Last night I had a dream
I dreamt that I slept
And while I was sleeping
the entire Earth wept
The seas drew from their beds
and collapsed with finality
And while everyone drowned
they had no time
to look for me
Volcanoes shuddered
and threw up their guts
and until everyone perished,
the Earth didn’t give up
Mountains, they crumbled
and fell at my feet
and all of the while
I still stayed asleep
I awoke all too late
and missed my own demise
I missed all of the blood,
burned flesh and the cries
I missed man’s last prayer,
last bargain, last lies
And my punishment now
is that I’m still alive. 

 

The Blank Page

The empty page: it’s a mixture of both the most beautiful opportunity and the most tiresome, bothersome reminder that you’ve. got. nothing. Eventually, given enough frustrated dedication, it may simply become the arbitrator of procrastination, the humiliating advocate of “turn off the computer and go to bed.” When your only profound realization is that you have no profound realizations, the blank page becomes more like sitting in church on a Sunday morning with a hangover, reeking of cheap beer and creeping inhibition. Though your vision is muddled, you see through its stain-glassed façade, discard all of its supposed possibilities and potential, and as you look down at your shoe and wonder if the stain on your toe is blood, booze or semen, it hits you: Jesus Christ, what the fuck am I doing here?

So give up. Accept that you’re, in this moment, a failure. Jesus is not coming and he doesn’t have any brilliant ideas for you to expand upon. No one is going to hold your hand and guide your fingers to your next astounding literary achievement. You decided you wanted to be a writer but you’re not writing. So, what’s your alternative? A drinker. You can drink, and you will, in the vain hope that this next glass is going to loosen the hinges on the floodgates of brilliance that lie within the depths of your prematurely shriveled mind.

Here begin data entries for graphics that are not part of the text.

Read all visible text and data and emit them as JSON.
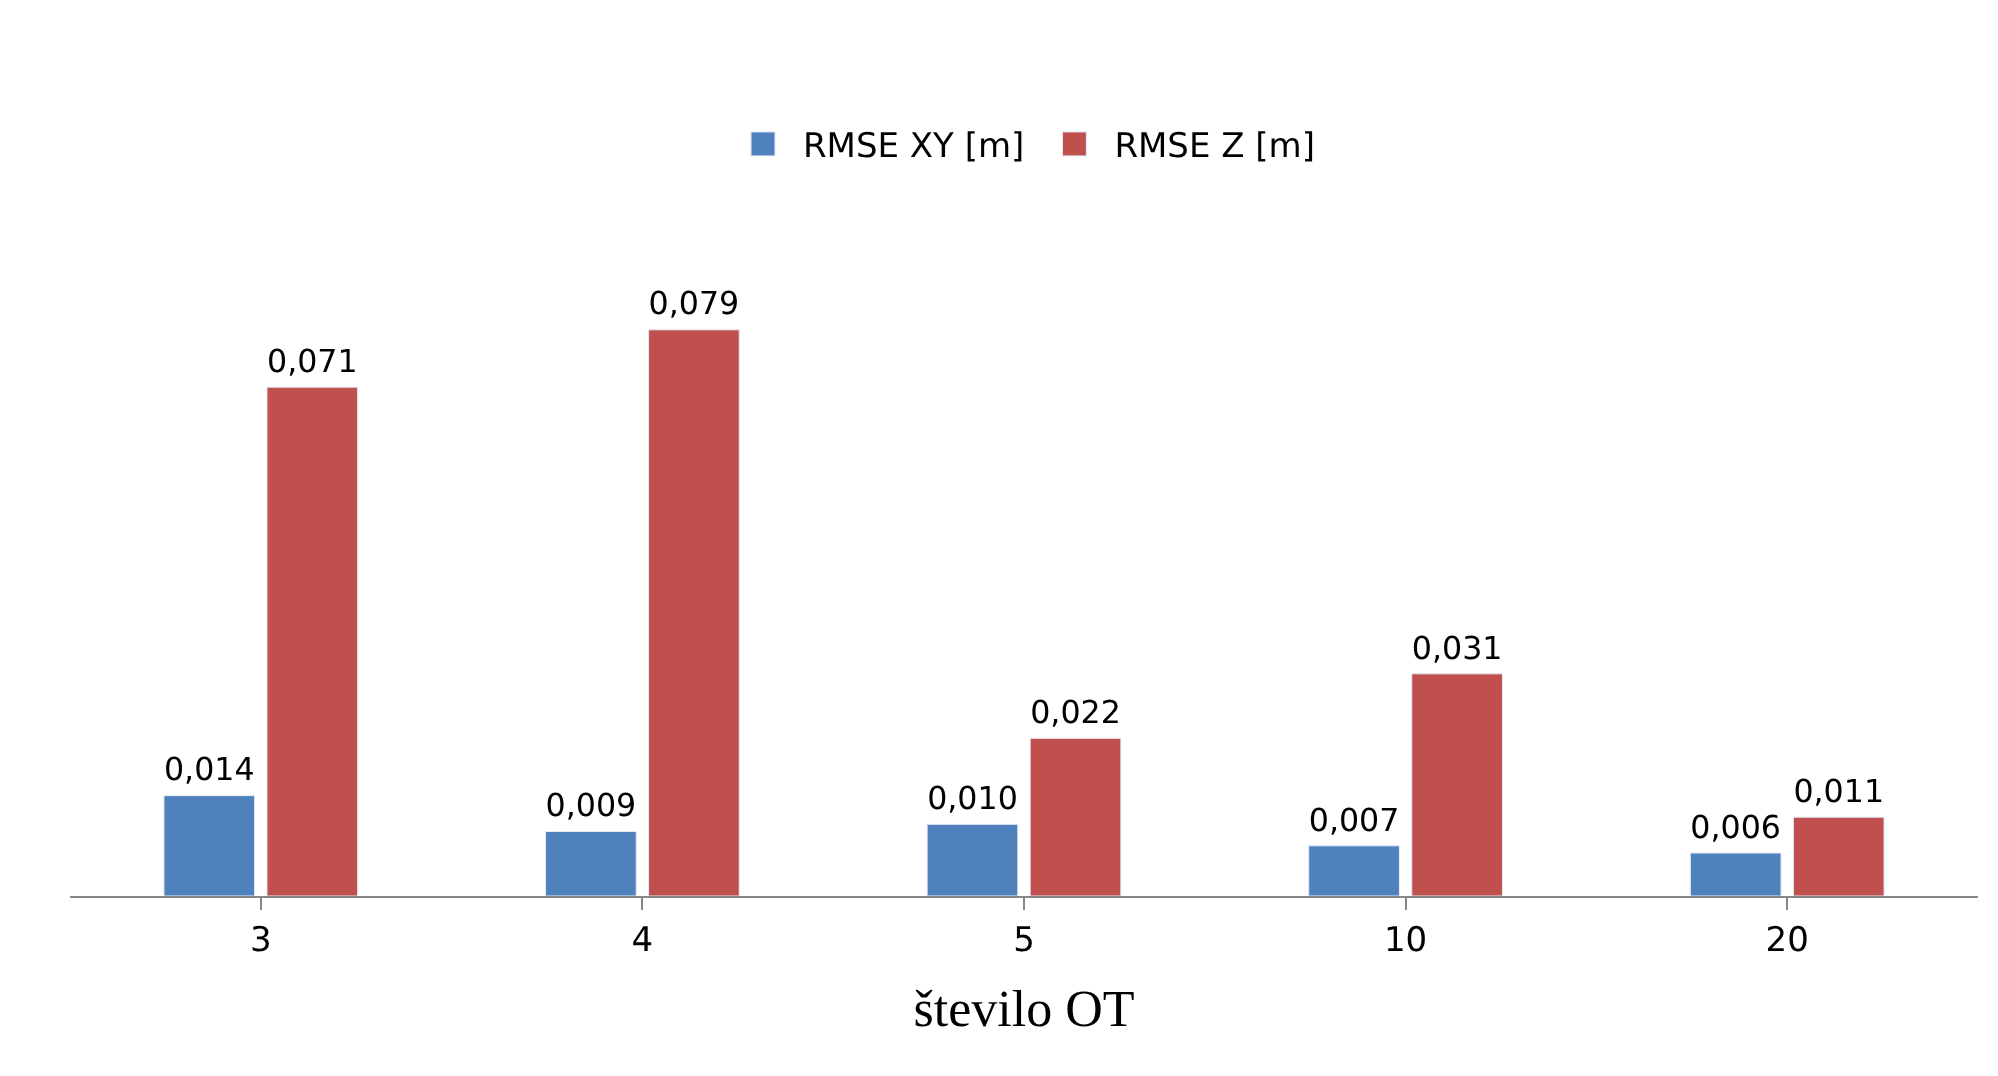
{
  "chart_data": {
    "type": "bar",
    "xlabel": "število OT",
    "categories": [
      "3",
      "4",
      "5",
      "10",
      "20"
    ],
    "series": [
      {
        "name": "RMSE XY [m]",
        "color": "#4f81bd",
        "values": [
          0.014,
          0.009,
          0.01,
          0.007,
          0.006
        ],
        "value_labels": [
          "0,014",
          "0,009",
          "0,010",
          "0,007",
          "0,006"
        ]
      },
      {
        "name": "RMSE Z [m]",
        "color": "#c0504d",
        "values": [
          0.071,
          0.079,
          0.022,
          0.031,
          0.011
        ],
        "value_labels": [
          "0,071",
          "0,079",
          "0,022",
          "0,031",
          "0,011"
        ]
      }
    ],
    "legend": "top"
  }
}
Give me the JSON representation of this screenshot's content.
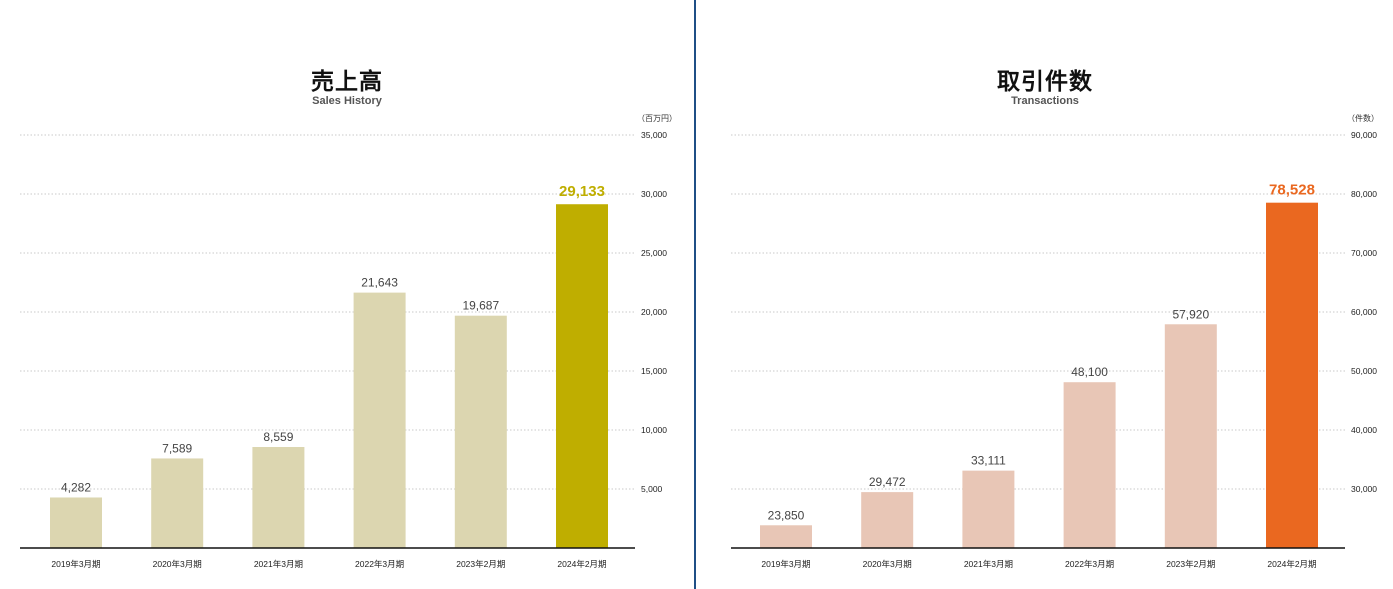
{
  "charts": [
    {
      "title": "売上高",
      "subtitle": "Sales History",
      "unit": "（百万円）"
    },
    {
      "title": "取引件数",
      "subtitle": "Transactions",
      "unit": "（件数）"
    }
  ],
  "chart_data": [
    {
      "type": "bar",
      "title": "売上高",
      "subtitle": "Sales History",
      "unit": "（百万円）",
      "categories": [
        "2019年3月期",
        "2020年3月期",
        "2021年3月期",
        "2022年3月期",
        "2023年2月期",
        "2024年2月期"
      ],
      "values": [
        4282,
        7589,
        8559,
        21643,
        19687,
        29133
      ],
      "value_labels": [
        "4,282",
        "7,589",
        "8,559",
        "21,643",
        "19,687",
        "29,133"
      ],
      "ylim": [
        0,
        35000
      ],
      "yticks": [
        5000,
        10000,
        15000,
        20000,
        25000,
        30000,
        35000
      ],
      "ytick_labels": [
        "5,000",
        "10,000",
        "15,000",
        "20,000",
        "25,000",
        "30,000",
        "35,000"
      ],
      "y_axis_position": "right",
      "grid": true,
      "bar_color": "#dcd6b0",
      "highlight_color": "#bfae00",
      "highlight_index": 5
    },
    {
      "type": "bar",
      "title": "取引件数",
      "subtitle": "Transactions",
      "unit": "（件数）",
      "categories": [
        "2019年3月期",
        "2020年3月期",
        "2021年3月期",
        "2022年3月期",
        "2023年2月期",
        "2024年2月期"
      ],
      "values": [
        23850,
        29472,
        33111,
        48100,
        57920,
        78528
      ],
      "value_labels": [
        "23,850",
        "29,472",
        "33,111",
        "48,100",
        "57,920",
        "78,528"
      ],
      "ylim": [
        20000,
        90000
      ],
      "yticks": [
        30000,
        40000,
        50000,
        60000,
        70000,
        80000,
        90000
      ],
      "ytick_labels": [
        "30,000",
        "40,000",
        "50,000",
        "60,000",
        "70,000",
        "80,000",
        "90,000"
      ],
      "y_axis_position": "right",
      "grid": true,
      "bar_color": "#e8c6b6",
      "highlight_color": "#ea6820",
      "highlight_index": 5
    }
  ]
}
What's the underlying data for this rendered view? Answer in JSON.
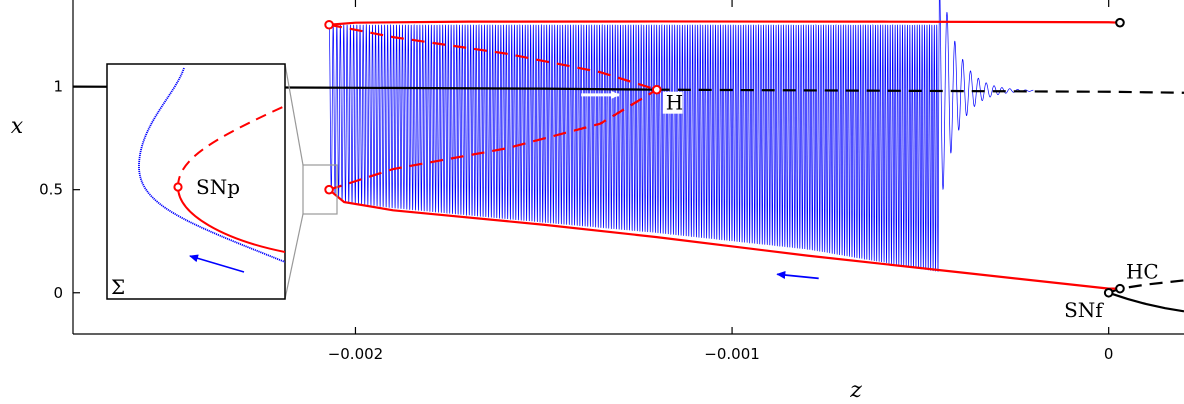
{
  "chart_data": {
    "type": "line",
    "xlabel": "z",
    "ylabel": "x",
    "xlim": [
      -0.00275,
      0.0002
    ],
    "ylim": [
      -0.2,
      1.42
    ],
    "x_ticks": [
      {
        "value": -0.002,
        "label": "−0.002"
      },
      {
        "value": -0.001,
        "label": "−0.001"
      },
      {
        "value": 0,
        "label": "0"
      }
    ],
    "y_ticks": [
      {
        "value": 0,
        "label": "0"
      },
      {
        "value": 0.5,
        "label": "0.5"
      },
      {
        "value": 1,
        "label": "1"
      }
    ],
    "grid": false,
    "colors": {
      "equilibrium": "#000000",
      "periodic": "#ff0000",
      "trajectory": "#0000ff",
      "inset_frame": "#999999"
    },
    "series": [
      {
        "kind": "equilibrium-stable",
        "color": "#000000",
        "dash": "solid",
        "points": [
          [
            -0.00275,
            1.0
          ],
          [
            -0.0021,
            0.995
          ],
          [
            -0.0015,
            0.99
          ],
          [
            -0.0012,
            0.985
          ]
        ]
      },
      {
        "kind": "equilibrium-unstable",
        "color": "#000000",
        "dash": "dashed",
        "points": [
          [
            -0.0012,
            0.985
          ],
          [
            -0.0006,
            0.98
          ],
          [
            0,
            0.975
          ],
          [
            0.0002,
            0.97
          ]
        ]
      },
      {
        "kind": "equilibrium-lower-stable",
        "color": "#000000",
        "dash": "solid",
        "points": [
          [
            0,
            0.0
          ],
          [
            5e-05,
            -0.03
          ],
          [
            0.0001,
            -0.055
          ],
          [
            0.00015,
            -0.075
          ],
          [
            0.0002,
            -0.09
          ]
        ]
      },
      {
        "kind": "equilibrium-lower-unstable",
        "color": "#000000",
        "dash": "dashed",
        "points": [
          [
            0,
            0.0
          ],
          [
            3e-05,
            0.02
          ],
          [
            0.0001,
            0.04
          ],
          [
            0.0002,
            0.06
          ]
        ]
      },
      {
        "kind": "periodic-max-stable",
        "color": "#ff0000",
        "dash": "solid",
        "points": [
          [
            -0.00207,
            1.3
          ],
          [
            -0.002,
            1.31
          ],
          [
            -0.0017,
            1.315
          ],
          [
            -0.0012,
            1.316
          ],
          [
            -0.0006,
            1.315
          ],
          [
            0,
            1.312
          ],
          [
            3e-05,
            1.31
          ]
        ]
      },
      {
        "kind": "periodic-min-stable",
        "color": "#ff0000",
        "dash": "solid",
        "points": [
          [
            -0.00207,
            0.5
          ],
          [
            -0.00203,
            0.44
          ],
          [
            -0.0019,
            0.4
          ],
          [
            -0.0015,
            0.33
          ],
          [
            -0.0012,
            0.27
          ],
          [
            -0.0008,
            0.18
          ],
          [
            -0.0004,
            0.1
          ],
          [
            -0.0001,
            0.04
          ],
          [
            0,
            0.02
          ],
          [
            3e-05,
            0.02
          ]
        ]
      },
      {
        "kind": "periodic-max-unstable",
        "color": "#ff0000",
        "dash": "dashed",
        "points": [
          [
            -0.00207,
            1.3
          ],
          [
            -0.0019,
            1.24
          ],
          [
            -0.0016,
            1.16
          ],
          [
            -0.00135,
            1.07
          ],
          [
            -0.0012,
            0.985
          ]
        ]
      },
      {
        "kind": "periodic-min-unstable",
        "color": "#ff0000",
        "dash": "dashed",
        "points": [
          [
            -0.00207,
            0.5
          ],
          [
            -0.0019,
            0.6
          ],
          [
            -0.0016,
            0.7
          ],
          [
            -0.00135,
            0.82
          ],
          [
            -0.0012,
            0.985
          ]
        ]
      },
      {
        "kind": "trajectory-upper-envelope",
        "color": "#0000ff",
        "dash": "solid",
        "points": [
          [
            -0.00207,
            1.3
          ],
          [
            -0.00045,
            1.3
          ]
        ]
      },
      {
        "kind": "trajectory-lower-envelope",
        "color": "#0000ff",
        "dash": "solid",
        "points": [
          [
            -0.00207,
            0.5
          ],
          [
            -0.00203,
            0.44
          ],
          [
            -0.0019,
            0.41
          ],
          [
            -0.0015,
            0.34
          ],
          [
            -0.0012,
            0.29
          ],
          [
            -0.0008,
            0.21
          ],
          [
            -0.00045,
            0.1
          ]
        ]
      }
    ],
    "points": [
      {
        "label": "H",
        "x": -0.0012,
        "y": 0.985,
        "color": "#ff0000"
      },
      {
        "label": "",
        "x": -0.00207,
        "y": 1.3,
        "color": "#ff0000"
      },
      {
        "label": "",
        "x": -0.00207,
        "y": 0.5,
        "color": "#ff0000"
      },
      {
        "label": "",
        "x": 3e-05,
        "y": 1.31,
        "color": "#000000"
      },
      {
        "label": "HC",
        "x": 3e-05,
        "y": 0.02,
        "color": "#000000"
      },
      {
        "label": "SNf",
        "x": 0,
        "y": 0.0,
        "color": "#000000"
      }
    ],
    "arrows": [
      {
        "color": "#ffffff",
        "from": [
          -0.0014,
          0.96
        ],
        "to": [
          -0.0013,
          0.96
        ]
      },
      {
        "color": "#0000ff",
        "from": [
          -0.00077,
          0.07
        ],
        "to": [
          -0.00088,
          0.09
        ]
      }
    ],
    "inset": {
      "label": "Σ",
      "point_label": "SNp",
      "zoom_box": {
        "x": [
          -0.0021,
          -0.00199
        ],
        "y": [
          0.4,
          0.62
        ]
      }
    }
  }
}
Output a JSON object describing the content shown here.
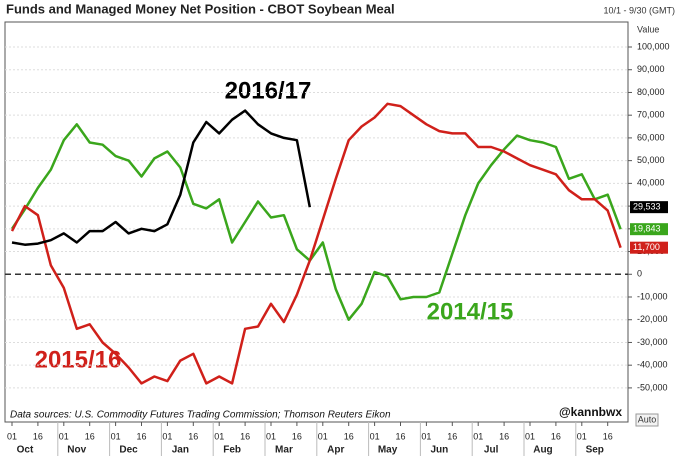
{
  "chart_data": {
    "type": "line",
    "title": "Funds and Managed Money Net Position - CBOT Soybean Meal",
    "date_range": "10/1 - 9/30 (GMT)",
    "axis_label": "Value",
    "categories": [
      "01",
      null,
      "16",
      null,
      "01",
      null,
      "16",
      null,
      "01",
      null,
      "16",
      null,
      "01",
      null,
      "16",
      null,
      "01",
      null,
      "16",
      null,
      "01",
      null,
      "16",
      null,
      "01",
      null,
      "16",
      null,
      "01",
      null,
      "16",
      null,
      "01",
      null,
      "16",
      null,
      "01",
      null,
      "16",
      null,
      "01",
      null,
      "16",
      null,
      "01",
      null,
      "16",
      null
    ],
    "months": [
      "Oct",
      "Nov",
      "Dec",
      "Jan",
      "Feb",
      "Mar",
      "Apr",
      "May",
      "Jun",
      "Jul",
      "Aug",
      "Sep"
    ],
    "series": [
      {
        "name": "2014/15",
        "color": "#3aa61c",
        "values": [
          20000,
          28600,
          38000,
          46000,
          59000,
          66000,
          58000,
          57000,
          52000,
          50000,
          43000,
          51000,
          54000,
          47000,
          31000,
          29000,
          33000,
          14000,
          23000,
          32000,
          25000,
          26000,
          11000,
          6000,
          14000,
          -6600,
          -20000,
          -13000,
          1000,
          -1000,
          -11000,
          -10000,
          -10000,
          -8000,
          9000,
          26000,
          40000,
          48000,
          55000,
          61000,
          59000,
          58000,
          56000,
          42000,
          44000,
          33000,
          35000,
          19843
        ],
        "value_labels": [
          null,
          null,
          null,
          null,
          null,
          null,
          null,
          null,
          null,
          null,
          null,
          null,
          null,
          null,
          null,
          null,
          null,
          null,
          null,
          null,
          null,
          null,
          null,
          null,
          null,
          null,
          null,
          null,
          null,
          null,
          null,
          null,
          null,
          null,
          null,
          null,
          null,
          null,
          null,
          null,
          null,
          null,
          null,
          null,
          null,
          null,
          null,
          "19,843"
        ]
      },
      {
        "name": "2015/16",
        "color": "#d0201a",
        "values": [
          19000,
          30000,
          26000,
          4000,
          -6000,
          -24000,
          -22000,
          -30000,
          -35000,
          -41000,
          -48000,
          -45000,
          -47000,
          -38000,
          -35000,
          -48000,
          -45000,
          -48000,
          -24000,
          -23000,
          -13000,
          -21000,
          -9000,
          6000,
          24000,
          42000,
          59000,
          65000,
          69000,
          75000,
          74000,
          70000,
          66000,
          63000,
          62000,
          62000,
          56000,
          56000,
          54000,
          51000,
          48000,
          46000,
          44000,
          37000,
          33000,
          33000,
          28000,
          11700
        ],
        "value_labels": [
          null,
          null,
          null,
          null,
          null,
          null,
          null,
          null,
          null,
          null,
          null,
          null,
          null,
          null,
          null,
          null,
          null,
          null,
          null,
          null,
          null,
          null,
          null,
          null,
          null,
          null,
          null,
          null,
          null,
          null,
          null,
          null,
          null,
          null,
          null,
          null,
          null,
          null,
          null,
          null,
          null,
          null,
          null,
          null,
          null,
          null,
          null,
          "11,700"
        ]
      },
      {
        "name": "2016/17",
        "color": "#000000",
        "values": [
          14000,
          13000,
          13500,
          15000,
          18000,
          14000,
          19000,
          19000,
          23000,
          18000,
          20000,
          19000,
          22000,
          35000,
          58000,
          67000,
          62000,
          68000,
          72000,
          66000,
          62000,
          60000,
          59000,
          29533,
          null,
          null,
          null,
          null,
          null,
          null,
          null,
          null,
          null,
          null,
          null,
          null,
          null,
          null,
          null,
          null,
          null,
          null,
          null,
          null,
          null,
          null,
          null,
          null
        ],
        "value_labels": [
          null,
          null,
          null,
          null,
          null,
          null,
          null,
          null,
          null,
          null,
          null,
          null,
          null,
          null,
          null,
          null,
          null,
          null,
          null,
          null,
          null,
          null,
          null,
          "29,533",
          null,
          null,
          null,
          null,
          null,
          null,
          null,
          null,
          null,
          null,
          null,
          null,
          null,
          null,
          null,
          null,
          null,
          null,
          null,
          null,
          null,
          null,
          null,
          null
        ]
      }
    ],
    "ylim": [
      -65000,
      111000
    ],
    "yticks": [
      {
        "value": -50000,
        "label": "-50,000"
      },
      {
        "value": -40000,
        "label": "-40,000"
      },
      {
        "value": -30000,
        "label": "-30,000"
      },
      {
        "value": -20000,
        "label": "-20,000"
      },
      {
        "value": -10000,
        "label": "-10,000"
      },
      0,
      {
        "value": 10000,
        "label": "10,000"
      },
      {
        "value": 20000,
        "label": "20,000"
      },
      {
        "value": 30000,
        "label": "30,000"
      },
      {
        "value": 40000,
        "label": "40,000"
      },
      {
        "value": 50000,
        "label": "50,000"
      },
      {
        "value": 60000,
        "label": "60,000"
      },
      {
        "value": 70000,
        "label": "70,000"
      },
      {
        "value": 80000,
        "label": "80,000"
      },
      {
        "value": 90000,
        "label": "90,000"
      },
      {
        "value": 100000,
        "label": "100,000"
      }
    ],
    "grid": true,
    "season_labels": [
      "2016/17",
      "2015/16",
      "2014/15"
    ],
    "source": "Data sources: U.S. Commodity Futures Trading Commission; Thomson Reuters Eikon",
    "handle": "@kannbwx",
    "button": "Auto"
  }
}
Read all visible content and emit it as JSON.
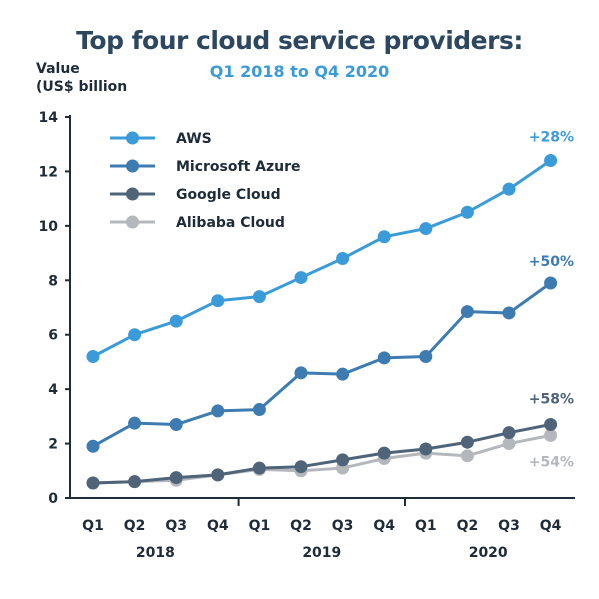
{
  "chart_data": {
    "type": "line",
    "title": "Top four cloud service providers:",
    "subtitle": "Q1 2018 to Q4 2020",
    "ylabel_line1": "Value",
    "ylabel_line2": "(US$ billion",
    "ylim": [
      0,
      14
    ],
    "yticks": [
      "0",
      "2",
      "4",
      "6",
      "8",
      "10",
      "12",
      "14"
    ],
    "categories": [
      "Q1",
      "Q2",
      "Q3",
      "Q4",
      "Q1",
      "Q2",
      "Q3",
      "Q4",
      "Q1",
      "Q2",
      "Q3",
      "Q4"
    ],
    "years": [
      "2018",
      "2019",
      "2020"
    ],
    "grid": false,
    "legend_position": "top-left",
    "series": [
      {
        "name": "AWS",
        "color": "#3b9bd9",
        "growth_label": "+28%",
        "values": [
          5.2,
          6.0,
          6.5,
          7.25,
          7.4,
          8.1,
          8.8,
          9.6,
          9.9,
          10.5,
          11.35,
          12.4
        ]
      },
      {
        "name": "Microsoft Azure",
        "color": "#3d7bb0",
        "growth_label": "+50%",
        "values": [
          1.9,
          2.75,
          2.7,
          3.2,
          3.25,
          4.6,
          4.55,
          5.15,
          5.2,
          6.85,
          6.8,
          7.9
        ]
      },
      {
        "name": "Google Cloud",
        "color": "#4f6479",
        "growth_label": "+58%",
        "values": [
          0.55,
          0.6,
          0.75,
          0.85,
          1.1,
          1.15,
          1.4,
          1.65,
          1.8,
          2.05,
          2.4,
          2.7
        ]
      },
      {
        "name": "Alibaba Cloud",
        "color": "#b4b8bd",
        "growth_label": "+54%",
        "values": [
          0.55,
          0.6,
          0.65,
          0.85,
          1.05,
          1.0,
          1.1,
          1.45,
          1.65,
          1.55,
          2.0,
          2.3
        ]
      }
    ]
  }
}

But it doesn’t. All that it loosens is your idea of responsibility, and maybe your ability to keep anything in your stomach. You forgot to eat again and as such, find yourself sitting hunched over the toilet bowl, staring into the dark remnants of drink number god-knows-which. As you watch the acidic mixture float in the stagnant water before you, you wonder: is this my great masterpiece?

If you’re lucky, diligent and have any sort of notable talent, it is possible for this archaic process to be punctuated by eventual success. You can only drink your way to stupidity so many times before you eventually and accidentally stumble over a naked and vulnerable creature of inspiration—a fetal reflection of your lost potential. It is then your job to nurture and build this aborted mutation before near-sobriety jealously casts it away from your clutches. It is imperative that you not tell yourself “I’ll remember this in the morning,” because you will not.  Know that there is no greater deterrent of brilliance than a throbbing headache and the humiliating illumination of the rising sun. So go ahead, write it down. 

Suddenly, you’ll find, you’re no longer staring at a blank page.

Insomnia

If sleep and rest should choose to cast you out
and the morning whispers behind your back
I fear that you must learn to do without
and make up for the sleep that you so lack

The nighttime takes you in its moonlit arms
and warns you that the sun is not your friend
It promises that it won’t do you harm
until the sunlight forces it to end

Eternity will laugh as you get dressed
and force yourself to face the day ahead
Everything you wrote last night’s a mess
Your thoughts are still collecting in your head

Oh sleep, oh sleep. Why can you not be kind?
Without you here I fear I’ll lose my mind.